Я чувствовал себя квартирующим на раскалённой сковороде и вкушающим горячие угли. Я чувствовал себя неспособным к такой полемике, хотя во дни моей юности и славился как ловкий и смелый кулачный боец.

* * *

По всем вышеизложенным причинам я впал в отчаяннейшую тоску. Это было мучительное состояние, выход из которого, я знал, один – самоубийство. Я всегда в такие моменты и прибегал к самоубийству и не знаю лучшего средства против сплина. На самоубийство обыкновенно смотрят ошибочно – считают его весьма часто преступлением и всегда почти малодушием. Это безусловно неверный взгляд. Самоубийство – великодушный поступок, и если б разные никому не нужные и слабосильные для жизни люди были несколько вдумчивее и более серьёзно относились к жизни – она была бы гарантирована от таких громадных скоплений элементов, никуда не годных в смысле продуктивности их бытия. Самоубийство – это самодействующий запасный клапан, выпускающий из жизни излишки дурных испарений. И только.

И вот я решил покончить с собой. Я с трудом решаю, но не привык медлить, раз уже решил.

А посему я вынул свой револьвер, тщательно зарядил его, нащупал рукой сердце и уже готов был прекратить его биение, как вспомнил, что «Карболка» может опередить нашу газету сообщением о моей трагической кончине.

И, движимый чувством любви к моей газете, я, отложив револьвер в сторону, взял в руки перо, чтоб написать о себе несколько тёплых слов. Ибо, по совести говоря, кроме себя я не знаю человека, который имел бы так много права почтить меня парой тёплых слов. Да, в течение моей жизни я сделал себе много совершенно бескорыстных услуг и могу вполне искренно сказать себе: «Спасибо, брат! Ты мог относиться ко мне гораздо хуже и не относился так – спасибо же, брат!..»

И вот я сел за стол и написал хронику.

«Трагическая смерть М.Г. Паскарелло.

Вчера ночью, в 11 ч. 55 м., мало известный в настоящем литератор, наш уважаемый сотрудник (имя рек), – лишил себя будущего выстрелом из револьвера в левую сторону груди.

Пуля, раздробив ребро, вошла в сердце, – сердце было мягкое и хранило в себе много тяжёлых воспоминаний, а потому, не желая увеличивать собой общей суммы тяжести в сердце покойного, пуля, пробив его навылет, впилась в спинку кресла.

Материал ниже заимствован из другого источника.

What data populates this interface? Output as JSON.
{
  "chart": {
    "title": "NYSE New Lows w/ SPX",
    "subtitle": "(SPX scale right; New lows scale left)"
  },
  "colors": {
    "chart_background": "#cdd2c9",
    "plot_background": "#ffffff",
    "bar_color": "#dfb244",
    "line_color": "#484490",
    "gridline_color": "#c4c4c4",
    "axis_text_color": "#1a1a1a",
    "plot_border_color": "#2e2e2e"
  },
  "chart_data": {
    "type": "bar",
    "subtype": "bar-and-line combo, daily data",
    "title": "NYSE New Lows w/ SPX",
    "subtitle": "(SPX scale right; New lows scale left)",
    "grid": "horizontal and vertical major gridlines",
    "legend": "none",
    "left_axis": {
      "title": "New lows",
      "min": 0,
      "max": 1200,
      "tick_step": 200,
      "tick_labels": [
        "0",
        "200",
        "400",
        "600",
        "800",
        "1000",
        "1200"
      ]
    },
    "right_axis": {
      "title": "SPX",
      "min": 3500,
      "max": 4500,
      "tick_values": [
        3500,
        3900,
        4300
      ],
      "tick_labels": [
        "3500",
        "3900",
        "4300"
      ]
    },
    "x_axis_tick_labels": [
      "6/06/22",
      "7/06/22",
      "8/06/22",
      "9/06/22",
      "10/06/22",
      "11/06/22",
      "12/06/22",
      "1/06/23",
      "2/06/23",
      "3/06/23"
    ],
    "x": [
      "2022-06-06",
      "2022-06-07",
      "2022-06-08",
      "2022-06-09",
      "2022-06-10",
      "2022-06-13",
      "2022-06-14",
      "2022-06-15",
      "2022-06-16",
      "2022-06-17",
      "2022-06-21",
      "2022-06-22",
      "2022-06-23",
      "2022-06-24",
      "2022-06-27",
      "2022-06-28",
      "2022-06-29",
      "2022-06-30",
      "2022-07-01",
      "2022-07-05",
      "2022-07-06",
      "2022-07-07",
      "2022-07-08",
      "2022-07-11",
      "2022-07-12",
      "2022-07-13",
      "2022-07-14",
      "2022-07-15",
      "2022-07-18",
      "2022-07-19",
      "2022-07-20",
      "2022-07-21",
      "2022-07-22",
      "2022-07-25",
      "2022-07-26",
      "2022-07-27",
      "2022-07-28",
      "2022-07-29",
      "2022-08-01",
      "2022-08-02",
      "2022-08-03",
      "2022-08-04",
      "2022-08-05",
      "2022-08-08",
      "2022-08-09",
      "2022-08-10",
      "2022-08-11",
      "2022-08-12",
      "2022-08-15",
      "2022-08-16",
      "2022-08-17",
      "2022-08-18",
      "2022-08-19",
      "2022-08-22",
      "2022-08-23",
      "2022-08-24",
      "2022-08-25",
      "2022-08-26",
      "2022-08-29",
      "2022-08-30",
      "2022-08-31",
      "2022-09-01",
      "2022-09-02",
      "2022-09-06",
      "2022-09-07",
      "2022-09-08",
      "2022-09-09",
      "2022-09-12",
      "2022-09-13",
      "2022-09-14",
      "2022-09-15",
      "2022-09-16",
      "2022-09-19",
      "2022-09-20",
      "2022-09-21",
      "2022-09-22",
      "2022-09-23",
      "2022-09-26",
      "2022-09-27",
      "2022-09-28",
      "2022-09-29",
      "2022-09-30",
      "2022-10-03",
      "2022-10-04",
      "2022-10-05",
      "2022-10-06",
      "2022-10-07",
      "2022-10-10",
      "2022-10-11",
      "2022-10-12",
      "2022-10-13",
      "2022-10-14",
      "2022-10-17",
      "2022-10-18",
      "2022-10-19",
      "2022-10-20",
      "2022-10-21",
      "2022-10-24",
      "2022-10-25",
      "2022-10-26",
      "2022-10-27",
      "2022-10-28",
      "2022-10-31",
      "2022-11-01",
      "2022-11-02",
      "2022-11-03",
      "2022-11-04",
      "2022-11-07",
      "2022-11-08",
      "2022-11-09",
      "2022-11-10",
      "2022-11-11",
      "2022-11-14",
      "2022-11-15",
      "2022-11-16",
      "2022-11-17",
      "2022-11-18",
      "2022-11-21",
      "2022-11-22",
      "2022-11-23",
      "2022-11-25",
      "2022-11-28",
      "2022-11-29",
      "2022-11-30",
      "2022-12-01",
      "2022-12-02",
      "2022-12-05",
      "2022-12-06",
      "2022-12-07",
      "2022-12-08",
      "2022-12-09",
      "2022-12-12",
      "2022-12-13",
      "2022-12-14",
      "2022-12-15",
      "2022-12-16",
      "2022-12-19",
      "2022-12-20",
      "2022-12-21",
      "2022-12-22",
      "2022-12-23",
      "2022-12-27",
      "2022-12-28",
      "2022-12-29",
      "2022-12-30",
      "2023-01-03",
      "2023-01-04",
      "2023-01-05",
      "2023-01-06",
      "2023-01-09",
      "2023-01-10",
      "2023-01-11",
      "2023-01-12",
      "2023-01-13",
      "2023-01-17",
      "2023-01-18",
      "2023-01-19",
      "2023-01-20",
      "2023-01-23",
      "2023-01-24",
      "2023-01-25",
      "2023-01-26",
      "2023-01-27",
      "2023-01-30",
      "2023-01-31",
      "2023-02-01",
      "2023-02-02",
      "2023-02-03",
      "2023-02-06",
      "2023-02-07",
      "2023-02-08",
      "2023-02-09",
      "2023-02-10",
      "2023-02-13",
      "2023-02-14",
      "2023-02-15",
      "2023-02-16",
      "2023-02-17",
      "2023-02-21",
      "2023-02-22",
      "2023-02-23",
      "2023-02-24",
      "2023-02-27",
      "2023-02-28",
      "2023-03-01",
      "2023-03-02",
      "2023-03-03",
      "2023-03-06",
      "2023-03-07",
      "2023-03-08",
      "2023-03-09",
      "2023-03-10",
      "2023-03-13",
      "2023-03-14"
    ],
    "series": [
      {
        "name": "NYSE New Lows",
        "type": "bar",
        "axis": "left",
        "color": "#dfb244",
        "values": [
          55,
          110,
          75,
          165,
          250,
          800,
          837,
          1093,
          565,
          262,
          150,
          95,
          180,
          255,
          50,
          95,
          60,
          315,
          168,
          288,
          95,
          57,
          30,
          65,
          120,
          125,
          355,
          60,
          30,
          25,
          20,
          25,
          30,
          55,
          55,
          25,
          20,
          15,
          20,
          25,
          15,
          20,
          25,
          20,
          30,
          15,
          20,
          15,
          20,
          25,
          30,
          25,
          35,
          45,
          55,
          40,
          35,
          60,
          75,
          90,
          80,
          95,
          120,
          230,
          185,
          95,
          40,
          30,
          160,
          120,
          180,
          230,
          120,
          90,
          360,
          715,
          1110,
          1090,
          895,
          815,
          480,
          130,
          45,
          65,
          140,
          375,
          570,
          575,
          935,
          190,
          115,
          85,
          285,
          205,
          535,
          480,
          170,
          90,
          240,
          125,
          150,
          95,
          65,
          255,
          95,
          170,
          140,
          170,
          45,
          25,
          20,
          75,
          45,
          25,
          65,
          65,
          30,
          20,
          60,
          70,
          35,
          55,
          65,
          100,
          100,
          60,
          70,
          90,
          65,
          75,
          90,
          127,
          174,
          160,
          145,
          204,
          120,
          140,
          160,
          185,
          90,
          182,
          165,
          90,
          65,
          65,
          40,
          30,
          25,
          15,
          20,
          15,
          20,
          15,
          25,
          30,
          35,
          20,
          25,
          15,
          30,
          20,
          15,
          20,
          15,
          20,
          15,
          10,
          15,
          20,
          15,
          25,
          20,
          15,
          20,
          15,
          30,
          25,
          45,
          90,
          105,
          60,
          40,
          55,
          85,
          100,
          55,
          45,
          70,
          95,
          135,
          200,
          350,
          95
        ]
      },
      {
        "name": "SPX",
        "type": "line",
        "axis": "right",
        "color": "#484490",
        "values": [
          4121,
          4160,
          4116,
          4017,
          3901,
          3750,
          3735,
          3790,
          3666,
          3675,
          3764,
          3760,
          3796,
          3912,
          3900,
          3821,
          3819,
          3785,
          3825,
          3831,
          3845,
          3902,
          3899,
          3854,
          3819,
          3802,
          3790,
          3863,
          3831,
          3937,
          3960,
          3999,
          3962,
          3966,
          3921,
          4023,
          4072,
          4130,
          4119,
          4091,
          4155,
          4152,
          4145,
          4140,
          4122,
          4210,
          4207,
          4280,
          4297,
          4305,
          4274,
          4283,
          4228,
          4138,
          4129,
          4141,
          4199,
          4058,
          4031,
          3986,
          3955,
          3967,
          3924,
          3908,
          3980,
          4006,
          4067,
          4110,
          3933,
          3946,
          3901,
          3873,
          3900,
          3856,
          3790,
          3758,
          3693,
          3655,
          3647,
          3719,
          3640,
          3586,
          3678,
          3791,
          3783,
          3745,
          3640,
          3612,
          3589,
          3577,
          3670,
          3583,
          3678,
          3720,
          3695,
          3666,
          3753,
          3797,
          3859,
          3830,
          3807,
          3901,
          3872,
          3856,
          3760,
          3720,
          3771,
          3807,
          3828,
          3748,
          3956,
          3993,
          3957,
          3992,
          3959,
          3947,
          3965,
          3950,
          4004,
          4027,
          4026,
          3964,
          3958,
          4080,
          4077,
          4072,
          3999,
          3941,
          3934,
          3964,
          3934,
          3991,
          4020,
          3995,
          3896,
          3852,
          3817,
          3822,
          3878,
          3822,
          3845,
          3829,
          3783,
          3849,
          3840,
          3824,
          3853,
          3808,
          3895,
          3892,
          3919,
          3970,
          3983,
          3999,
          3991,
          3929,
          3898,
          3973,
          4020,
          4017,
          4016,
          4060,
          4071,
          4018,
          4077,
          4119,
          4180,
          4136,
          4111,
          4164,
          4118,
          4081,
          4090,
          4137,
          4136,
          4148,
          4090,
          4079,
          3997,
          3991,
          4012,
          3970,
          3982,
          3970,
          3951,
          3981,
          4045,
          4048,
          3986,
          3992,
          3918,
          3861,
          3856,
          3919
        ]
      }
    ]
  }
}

Покойный был человек крупного роста и носил широкие одежды, за что раз подвергся ядовитому обличению в печати.

Но мы надеемся, что теперь, ввиду его смерти, – не будут ставить ему в вину любовь к некоторой эксцентричности в костюме; не надо забывать, что, как бы мы ни одевались, в конце концов всех нас ждёт один и тот же универсальный костюм – саван. Мы не будем говорить о заслугах покойного перед обществом, мы обойдём молчанием и его личные свойства, – но уже один тот факт, что он решился умереть в таких молодых летах, ясно свидетельствует, как неустанно этот человек до последнего момента своей жизни боролся со всем, что ненужно в жизни, и как последовательно он истреблял его. Этот же факт рисует и недюжинный ум покойного. Что сказать ещё о нём?

Скажем главное – он умер. Мы все тоже умрём со временем – это факт. Все люди, покойные и беспокойные, будут абсолютно покойными, ибо всем, рано или поздно, придётся лечь в могилу.

Ввиду этого обстоятельства, также и в силу нашего полного незнания о том, что нас ждёт за гробом, – мы рекомендовали бы публике, – как нашим читателям, так равно и собратьям по искусству просвещения, – быть, елико для них возможно, порядочнее.

Вот всё, что мы имеем сказать по поводу роковой кончины нашего сотрудника. Мир душе его!»

Написав это, я расстегнул рубашку и выстрелил себе в грудь.